"video-container
Taking Artistic Expression and Programming to our custom engine
During production it became clear that a great way to dress and style our game would be with distinct lighting. Us programmers were tasked with transitioning our rendering pipeline to deferred lighting, and the artist began to set their requirements.
An incredible artist on our team named Rachel Missingham asked for a way to control the ambient light throughout the environment. The issue stemmed from wanting a soft ambient light in rooms that the player couldn't access, and an almost blacked out light where the players couldn't access.
Our initial ambient light was made in two parts, a colour multiply with a very dark colour, and a directional light, these helped us keep some depth to the game despite its near orthographic state, but obviously this didn't work fit our requirements. Thankfully Lochlan had setup a floor texture system for the game that used world space coordinates to remap UV coordinates, taking this I was able to create an "ambient pass" that was take screen space normals and albedo to create an ambient light buffer using the world space coordinate remap.
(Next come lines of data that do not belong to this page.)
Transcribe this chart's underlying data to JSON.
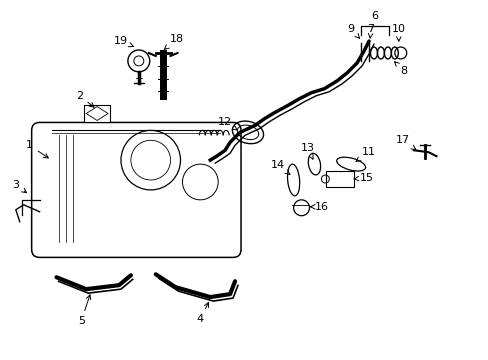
{
  "bg_color": "#ffffff",
  "line_color": "#000000",
  "fig_width": 4.89,
  "fig_height": 3.6,
  "dpi": 100
}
Then the ball was in Rachel's court, with a visit to Photoshop all an artist would have to do is paint a map of the ambient light and pass it into the engines asset folder.
Here is a before and after:
With point lights and spotlights came shadows, spotlights come easy, a single depth target per light, plus a frustum makes writing and reading to the depth target simple, but point lights require a lot more work, however instead we decided to lock point lights to be shadowless light casters. These shadowless light sources help dress a scene but they lack a certain presence against dynamic shapes, so following a suggestion from our teacher, we decided that point lights could have the unique property of ray marching shadows.
The first step is taking a screen space position, and stepping along a line towards the light source, if the ray's depth is greater than the screen space depth, the pixel should be cast in shadow. This technique is much more useful for small differences, so casting shadows close to the light, and only stepping slightly. I used this article by Panos Karabelas on screen space shadows, and this is how it looked:
So you may have noticed that these don't look great in play time, with our camera so far away and most of our meshes lacking some smaller nooks and crannies, but oh well, I figured why not just explore this further. So instead the shadows now step along an incredible range, and each fragment that renders in the point light pass also does the check, which gives us incredible shadows like this:
These shadows look mostly correct, but due to their screen space nature they lose a bit of fidelity when looked at for too long, which gave us the perfect hint at what to do next, these dramatic and crazy shadows can still be used, for EXPLOSIONS!
They look crazy and fun, and taking that risk in exploring contact shadows further unlocked that for the game. Additionally there is some TAA support hidden in Panos Karabelas's blog post, that when used in a pipeline that doesn't support it has this moving shadow effect, which normally would look off or weird, but in our case is a perfect match.
Shortly after shadowing was locked in for lights, spotlights were used to dress every part of the levels, but a problem became rather apparent, due to the top-down nature of our game we have walls in the scene that are short so that players can see over them, however this means spotlights that would be used to dress one room will bleed into the next when placed higher than the walls, not a very "real" effect.
The artist working on set dressing made it clear that they would like an alternative option, some "invisible" wall that blocked shadows from entering into the next room over. Our saving grace came in ECS again. (I'm a big fan) Simply making a component that our designers can add to each shadow blocking object, that adds a mesh to the shadow pass directly above the wall line and transcends too many units tall.
Despite the somewhat badass (or edgy) sounding name, Shadow Walls aren't ground breaking by any means, but the journey to create this feature was the one we traversed to getting the engine complete, all of the previous weeks of engine ground work and pipeline creating had made making shadow walls into one of the proudest and sweetest 3 hours of the project.
As with most games, our two player characters had iterations on their programming and design exist from nearly the beginning.
Much to our artists annoyance, Sync had maintained a very early feature through out almost the entirety of development, their gun shot out 1 pixel thick debug lines whenever they shot.
These shots had some added visual bonus of being passed to the bloom buffer, but they always looked out of place with the rest of the scene. So after some messing around with a shader to create a nice visual effect for the beam I was left with one last desire. What if? It also cast light along the line?
This is possibly the strangest and simplest shader code I had written, since our floor doesn't have PBR I can get away with some visual mistakes, the Line Light shader is nearly identical to a point light, except it calculates the nearest point on the line as the centre of the point light.
With some more time I'd like to correct the PBR error, but Line Lights came in right as the game was finishing its last week of development, and I couldn't be happier.
If you get the chance, mess around with crazy light and "non"-light ideas, Sync and Ecco had a lot of life to it originally, but now is has the extra bit of identity thanks to the results of weird experiments.